Oracle implores enterprises to adopt its uniquely architected cloud stack
Oracle reinforces its cloud stack to accelerate enterprise cloud adoption
Oracle has a strong portfolio of cloud applications that are proving competitive in the market against more narrowly focused or less integrated SaaS competition. Oracle’s core platform and infrastructure businesses, however, are proving a harder sell, implied by financial results and qualitative context, despite significant innovations over recent years. The tone of Oracle OpenWorld 2018 mirrored its overall performance: The company is well positioned and executing in cloud application adoption initiatives, and is well positioned but facing stalling sales in the infrastructure business.

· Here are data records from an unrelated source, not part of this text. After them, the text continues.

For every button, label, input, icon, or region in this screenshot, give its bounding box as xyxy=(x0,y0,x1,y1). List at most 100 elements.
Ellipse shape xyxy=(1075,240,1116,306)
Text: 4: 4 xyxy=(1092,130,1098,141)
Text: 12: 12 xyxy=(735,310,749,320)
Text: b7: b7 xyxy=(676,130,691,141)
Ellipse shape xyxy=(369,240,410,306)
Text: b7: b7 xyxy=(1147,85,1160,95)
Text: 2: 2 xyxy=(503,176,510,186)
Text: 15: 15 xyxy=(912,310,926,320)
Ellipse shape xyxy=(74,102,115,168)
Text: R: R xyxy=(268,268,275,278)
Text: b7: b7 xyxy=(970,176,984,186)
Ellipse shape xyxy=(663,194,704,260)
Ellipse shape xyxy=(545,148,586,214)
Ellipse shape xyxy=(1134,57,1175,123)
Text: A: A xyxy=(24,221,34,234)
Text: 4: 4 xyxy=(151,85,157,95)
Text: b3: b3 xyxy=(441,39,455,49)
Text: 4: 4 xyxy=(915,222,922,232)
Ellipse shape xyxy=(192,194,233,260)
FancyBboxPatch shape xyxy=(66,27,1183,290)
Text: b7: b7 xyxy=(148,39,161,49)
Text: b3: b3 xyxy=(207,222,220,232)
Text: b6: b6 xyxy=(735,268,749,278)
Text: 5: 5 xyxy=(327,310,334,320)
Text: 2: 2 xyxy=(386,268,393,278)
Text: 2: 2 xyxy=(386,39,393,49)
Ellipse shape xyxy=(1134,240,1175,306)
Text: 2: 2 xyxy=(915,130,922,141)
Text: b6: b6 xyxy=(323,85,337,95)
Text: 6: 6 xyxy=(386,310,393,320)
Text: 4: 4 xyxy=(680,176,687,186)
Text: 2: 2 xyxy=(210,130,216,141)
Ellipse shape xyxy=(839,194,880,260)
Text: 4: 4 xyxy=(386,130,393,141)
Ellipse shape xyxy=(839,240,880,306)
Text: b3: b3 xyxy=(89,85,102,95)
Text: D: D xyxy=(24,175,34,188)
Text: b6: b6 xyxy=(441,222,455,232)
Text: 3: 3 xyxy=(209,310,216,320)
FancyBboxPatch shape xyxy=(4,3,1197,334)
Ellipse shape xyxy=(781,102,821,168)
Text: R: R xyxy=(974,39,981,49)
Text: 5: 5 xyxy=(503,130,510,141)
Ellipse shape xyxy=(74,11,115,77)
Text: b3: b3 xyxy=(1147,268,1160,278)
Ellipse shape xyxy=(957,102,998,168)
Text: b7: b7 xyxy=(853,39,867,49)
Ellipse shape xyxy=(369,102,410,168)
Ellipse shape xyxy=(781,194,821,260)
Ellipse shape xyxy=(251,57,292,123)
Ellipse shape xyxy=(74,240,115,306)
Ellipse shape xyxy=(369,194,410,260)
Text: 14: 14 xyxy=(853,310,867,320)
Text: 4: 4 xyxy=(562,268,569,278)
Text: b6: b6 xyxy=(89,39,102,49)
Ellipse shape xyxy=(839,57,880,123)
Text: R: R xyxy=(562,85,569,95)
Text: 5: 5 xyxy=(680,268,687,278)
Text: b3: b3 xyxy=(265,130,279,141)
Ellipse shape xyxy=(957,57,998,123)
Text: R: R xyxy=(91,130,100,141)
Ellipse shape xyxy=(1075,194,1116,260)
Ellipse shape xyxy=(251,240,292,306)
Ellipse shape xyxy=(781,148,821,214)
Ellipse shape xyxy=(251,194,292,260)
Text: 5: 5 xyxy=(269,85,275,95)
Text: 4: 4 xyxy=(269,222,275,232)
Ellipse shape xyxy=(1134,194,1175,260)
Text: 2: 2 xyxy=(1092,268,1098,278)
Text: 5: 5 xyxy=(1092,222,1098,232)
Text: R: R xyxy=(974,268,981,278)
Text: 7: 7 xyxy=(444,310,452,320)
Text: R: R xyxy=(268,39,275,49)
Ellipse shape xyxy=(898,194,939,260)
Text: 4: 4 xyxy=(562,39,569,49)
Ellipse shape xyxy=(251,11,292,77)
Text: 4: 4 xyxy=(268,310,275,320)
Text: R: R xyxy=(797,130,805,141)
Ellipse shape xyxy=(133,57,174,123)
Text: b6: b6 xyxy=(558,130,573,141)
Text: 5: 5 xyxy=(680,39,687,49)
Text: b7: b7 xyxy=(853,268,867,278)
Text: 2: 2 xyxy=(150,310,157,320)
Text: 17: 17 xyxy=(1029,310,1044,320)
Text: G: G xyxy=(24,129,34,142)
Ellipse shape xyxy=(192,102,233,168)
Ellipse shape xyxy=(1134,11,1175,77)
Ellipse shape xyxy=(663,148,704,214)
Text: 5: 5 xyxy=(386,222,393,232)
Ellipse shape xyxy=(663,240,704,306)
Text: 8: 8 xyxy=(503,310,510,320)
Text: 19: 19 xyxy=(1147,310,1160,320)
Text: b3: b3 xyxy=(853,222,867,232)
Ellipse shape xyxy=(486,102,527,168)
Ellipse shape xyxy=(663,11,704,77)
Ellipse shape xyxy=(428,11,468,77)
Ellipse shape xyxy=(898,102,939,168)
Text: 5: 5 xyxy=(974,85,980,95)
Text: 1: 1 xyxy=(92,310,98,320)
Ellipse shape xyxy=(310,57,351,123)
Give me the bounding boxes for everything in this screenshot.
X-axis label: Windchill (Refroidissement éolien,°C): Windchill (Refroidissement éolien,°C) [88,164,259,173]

Applications updates were minimal but valuable
As Oracle executives pointed out, Oracle has been able to position itself well in the SaaS market by buying and building applications across both front- and back-office functional areas, leaving few holes in its horizontal applications portfolio. This relatively comprehensive portfolio, particularly across the back office with integrated ERP and Human Capital Management (HCM) suites, positions the company well as more customers look to adopt cloud applications — both voluntarily to achieve efficiencies, and under duress to plan migrations as other vendors’ on-premises products are given end-of-support deadlines. Strengthening the value of its applications at the annual event, Oracle announced artificial intelligence (AI)-based capability additions to its ERP and HCM portfolios, including chatbots, recommendation engines and process automation. Oracle also enhanced select supply chain management applications with blockchain-enabled tracking and controls to increase value for customers. These advancements add value for customers but do not significantly alter Oracle’s back-office portfolio.
Oracle’s (NYSE: ORCL) annual conference, Oracle OpenWorld 2018, took a different tone than in recent years. With corporate focus narrowed around the cloud portfolio, and key product foundations already in place, keynotes and announcements were more focused on improvements to existing applications and the database and infrastructure architecture underpinning all cloud services. This year’s event doubled down on themes of past years, including Oracle CEO Mark Hurd’s previous keynotes concerning macroeconomic trends and predictions for the cloud market, and introduced a panel of distinguished U.S. and U.K. security personnel that painted a bleak cybersecurity picture, subtextually in support of a secure, single-vendor cloud stack that Oracle is positioning itself to best address.